La multinacional burgalesa encadena cinco años en números rojos y se enfrenta a una crisis de liquidez que podría obligar a la familia propietaria a ceder el control o realizar una ampliación de capital de 500 millones de euros
08/05/2026 a las 09:40h.
El fabricante de componentes para el automóvil Grupo Antolín atraviesa uno de los momentos más críticos de su historia reciente. La compañía se encuentra actualmente en una encrucijada financiera marcada por un elevado riesgo de impago y la necesidad inminente de reestructurar una deuda que supera los 1.200 millones de euros (cifra que alcanza los 1.600 millones si se incluyen todas las variables).
La familia Antolín, dueña del 100% del capital de este grupo empresarial de Burgos dedicado a la fabricación de piezasde coche, debe decidir ahora si mantiene la propiedad total asumiendo el riesgo de insolvencia o si abre el accionariado a inversores externos para garantizar la viabilidad del negocio.
Según ha informado El Confidencial, la situación ha provocado un movimiento estratégico en los despachos: la familia ha contratado a Houlihan Lokey para negociar una salida a esta crisis, mientras que las entidades bancarias acreedoras, lideradas por BBVA, se han puesto en manos de PJT Partners. El objetivo de la banca es defender su posición y evitar una quita que, según las fuentes financieras, podría superar el 50% de la deuda.

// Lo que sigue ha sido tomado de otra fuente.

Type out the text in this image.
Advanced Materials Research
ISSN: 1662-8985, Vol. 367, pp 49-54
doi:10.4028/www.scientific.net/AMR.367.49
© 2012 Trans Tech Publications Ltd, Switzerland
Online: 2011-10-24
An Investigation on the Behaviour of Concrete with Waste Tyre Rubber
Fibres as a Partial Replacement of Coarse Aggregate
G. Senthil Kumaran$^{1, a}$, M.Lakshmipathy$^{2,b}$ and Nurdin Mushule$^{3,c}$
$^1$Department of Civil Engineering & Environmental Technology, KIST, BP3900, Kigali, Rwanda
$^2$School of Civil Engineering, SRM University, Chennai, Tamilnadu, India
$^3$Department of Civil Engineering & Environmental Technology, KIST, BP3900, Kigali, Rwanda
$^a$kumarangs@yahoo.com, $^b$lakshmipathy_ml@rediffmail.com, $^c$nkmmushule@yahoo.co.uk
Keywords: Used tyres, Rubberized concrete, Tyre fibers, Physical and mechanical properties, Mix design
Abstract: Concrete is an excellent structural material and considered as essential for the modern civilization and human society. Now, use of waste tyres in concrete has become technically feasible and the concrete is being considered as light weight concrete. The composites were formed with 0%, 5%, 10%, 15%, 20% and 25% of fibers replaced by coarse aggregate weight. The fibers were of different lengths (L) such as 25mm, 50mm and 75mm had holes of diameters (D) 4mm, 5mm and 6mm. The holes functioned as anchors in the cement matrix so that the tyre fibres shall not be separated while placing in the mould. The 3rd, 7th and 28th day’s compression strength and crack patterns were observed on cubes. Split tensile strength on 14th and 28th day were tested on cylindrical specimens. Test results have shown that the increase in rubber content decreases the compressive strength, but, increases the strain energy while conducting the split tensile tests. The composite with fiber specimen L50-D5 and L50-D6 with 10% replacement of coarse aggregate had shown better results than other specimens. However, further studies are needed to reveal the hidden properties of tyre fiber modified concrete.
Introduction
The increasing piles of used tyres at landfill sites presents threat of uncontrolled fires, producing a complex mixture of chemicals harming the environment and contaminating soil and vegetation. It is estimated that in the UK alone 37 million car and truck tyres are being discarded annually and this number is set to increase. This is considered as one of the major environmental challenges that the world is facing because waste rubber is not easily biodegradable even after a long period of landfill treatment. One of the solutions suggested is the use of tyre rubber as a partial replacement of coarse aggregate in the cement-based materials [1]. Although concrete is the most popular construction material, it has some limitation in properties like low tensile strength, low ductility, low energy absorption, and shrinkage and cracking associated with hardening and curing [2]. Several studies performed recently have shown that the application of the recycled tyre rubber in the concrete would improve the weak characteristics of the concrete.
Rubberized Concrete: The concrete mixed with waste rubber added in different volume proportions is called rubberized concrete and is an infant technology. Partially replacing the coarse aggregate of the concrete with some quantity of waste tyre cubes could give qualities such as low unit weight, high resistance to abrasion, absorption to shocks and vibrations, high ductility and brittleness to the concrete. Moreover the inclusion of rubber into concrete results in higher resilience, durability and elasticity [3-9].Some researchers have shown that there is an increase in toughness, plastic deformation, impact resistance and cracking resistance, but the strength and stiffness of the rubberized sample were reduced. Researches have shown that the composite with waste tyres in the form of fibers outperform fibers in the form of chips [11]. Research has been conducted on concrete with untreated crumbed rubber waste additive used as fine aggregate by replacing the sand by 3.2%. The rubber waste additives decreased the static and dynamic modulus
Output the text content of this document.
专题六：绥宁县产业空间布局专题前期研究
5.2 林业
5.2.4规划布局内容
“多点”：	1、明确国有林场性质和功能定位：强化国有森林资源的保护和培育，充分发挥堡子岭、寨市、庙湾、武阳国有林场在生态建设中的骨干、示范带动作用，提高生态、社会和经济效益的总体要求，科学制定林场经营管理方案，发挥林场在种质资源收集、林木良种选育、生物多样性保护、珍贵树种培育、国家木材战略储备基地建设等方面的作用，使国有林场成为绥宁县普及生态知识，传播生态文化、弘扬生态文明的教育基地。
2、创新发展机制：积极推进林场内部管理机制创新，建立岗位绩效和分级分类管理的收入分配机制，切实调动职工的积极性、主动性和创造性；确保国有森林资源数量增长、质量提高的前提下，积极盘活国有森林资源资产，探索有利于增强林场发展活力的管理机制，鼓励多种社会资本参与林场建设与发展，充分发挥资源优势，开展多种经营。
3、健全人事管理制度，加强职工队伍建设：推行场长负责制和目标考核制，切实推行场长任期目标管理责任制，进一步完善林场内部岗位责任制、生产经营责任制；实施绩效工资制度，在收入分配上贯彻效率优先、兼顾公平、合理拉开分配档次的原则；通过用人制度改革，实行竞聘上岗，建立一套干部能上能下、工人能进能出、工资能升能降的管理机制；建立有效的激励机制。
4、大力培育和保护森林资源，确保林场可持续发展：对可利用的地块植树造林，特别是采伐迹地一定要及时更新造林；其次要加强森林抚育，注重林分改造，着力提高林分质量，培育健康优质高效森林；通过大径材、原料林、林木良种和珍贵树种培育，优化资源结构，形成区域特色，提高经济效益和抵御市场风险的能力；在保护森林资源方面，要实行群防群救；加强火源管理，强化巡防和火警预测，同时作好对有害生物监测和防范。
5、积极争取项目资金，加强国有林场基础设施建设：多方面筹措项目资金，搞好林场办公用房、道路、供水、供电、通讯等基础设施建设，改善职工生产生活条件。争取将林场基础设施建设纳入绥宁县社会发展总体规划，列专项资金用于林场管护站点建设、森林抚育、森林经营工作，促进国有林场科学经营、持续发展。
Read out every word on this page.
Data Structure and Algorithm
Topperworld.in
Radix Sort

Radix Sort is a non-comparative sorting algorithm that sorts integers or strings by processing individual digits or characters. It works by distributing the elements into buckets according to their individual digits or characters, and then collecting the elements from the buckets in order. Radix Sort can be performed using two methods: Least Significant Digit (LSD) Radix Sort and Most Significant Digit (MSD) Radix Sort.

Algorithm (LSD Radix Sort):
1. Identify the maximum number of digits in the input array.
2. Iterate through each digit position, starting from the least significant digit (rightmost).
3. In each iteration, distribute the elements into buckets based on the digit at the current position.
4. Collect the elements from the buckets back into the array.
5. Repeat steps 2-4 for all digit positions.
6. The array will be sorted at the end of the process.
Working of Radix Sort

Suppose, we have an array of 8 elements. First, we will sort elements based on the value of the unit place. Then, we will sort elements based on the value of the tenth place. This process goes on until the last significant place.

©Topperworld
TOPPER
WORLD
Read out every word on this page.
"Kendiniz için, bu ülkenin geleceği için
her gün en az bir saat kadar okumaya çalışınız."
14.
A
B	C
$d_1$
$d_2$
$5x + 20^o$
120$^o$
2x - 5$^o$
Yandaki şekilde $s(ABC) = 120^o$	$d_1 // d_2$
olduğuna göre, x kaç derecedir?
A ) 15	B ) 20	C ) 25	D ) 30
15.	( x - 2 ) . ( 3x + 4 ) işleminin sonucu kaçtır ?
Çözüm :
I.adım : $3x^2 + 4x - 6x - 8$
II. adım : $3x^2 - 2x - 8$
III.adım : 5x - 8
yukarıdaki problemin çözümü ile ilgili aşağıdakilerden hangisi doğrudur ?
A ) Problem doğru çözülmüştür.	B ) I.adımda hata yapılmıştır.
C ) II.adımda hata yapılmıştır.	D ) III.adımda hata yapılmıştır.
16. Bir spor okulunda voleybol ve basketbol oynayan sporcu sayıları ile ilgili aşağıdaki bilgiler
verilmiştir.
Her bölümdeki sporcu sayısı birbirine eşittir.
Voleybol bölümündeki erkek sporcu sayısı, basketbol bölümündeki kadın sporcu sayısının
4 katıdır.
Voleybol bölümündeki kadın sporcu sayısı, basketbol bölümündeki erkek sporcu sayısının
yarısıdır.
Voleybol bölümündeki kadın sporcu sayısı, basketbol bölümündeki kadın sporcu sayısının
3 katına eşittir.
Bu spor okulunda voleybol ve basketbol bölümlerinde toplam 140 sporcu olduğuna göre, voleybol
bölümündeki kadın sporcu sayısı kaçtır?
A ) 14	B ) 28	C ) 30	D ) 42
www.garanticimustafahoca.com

El aviso de las agencias de calificación
Las agencias Standard & Poor's (S&P) y Moody's han rebajado el rating de la compañía a «muy vulnerable» (CCC+ con perspectiva negativa), situando su deuda en la categoría de bono basura. Los informes técnicos de S&P advierten que Antolín no está generando caja, sino que la «quema», y prevén que el flujo de caja operativo libre se mantenga en negativo durante 2026, según ha podido confirmar El Confidencial. Esta falta de liquidez impide a la firma cumplir con sus obligaciones a corto plazo sin fuentes de financiación adicionales.
Actualmente, los bonos del fabricante cotizan al 60% de su valor nominal, un reflejo de las dudas del mercado sobre su capacidad de pago. La probabilidad de que los acreedores recuperen su dinero se estima en apenas un 55%.
Octubre: la fecha límite
La compañía tiene hasta el próximo mes de octubre para lograr la refinanciación total de su pasivo. De no conseguirse, un tramo de 258 millones de euros del préstamo sindicado se convertirá en deuda a corto plazo, lo que activaría cláusulas de impago (default). La propuesta inicial de la familia consiste en extender los vencimientos de los bonos que expiran en 2028 y 2030, pero los bancos de inversión insisten en que la multinacional necesita una inyección de capital de al menos 500 millones de euros.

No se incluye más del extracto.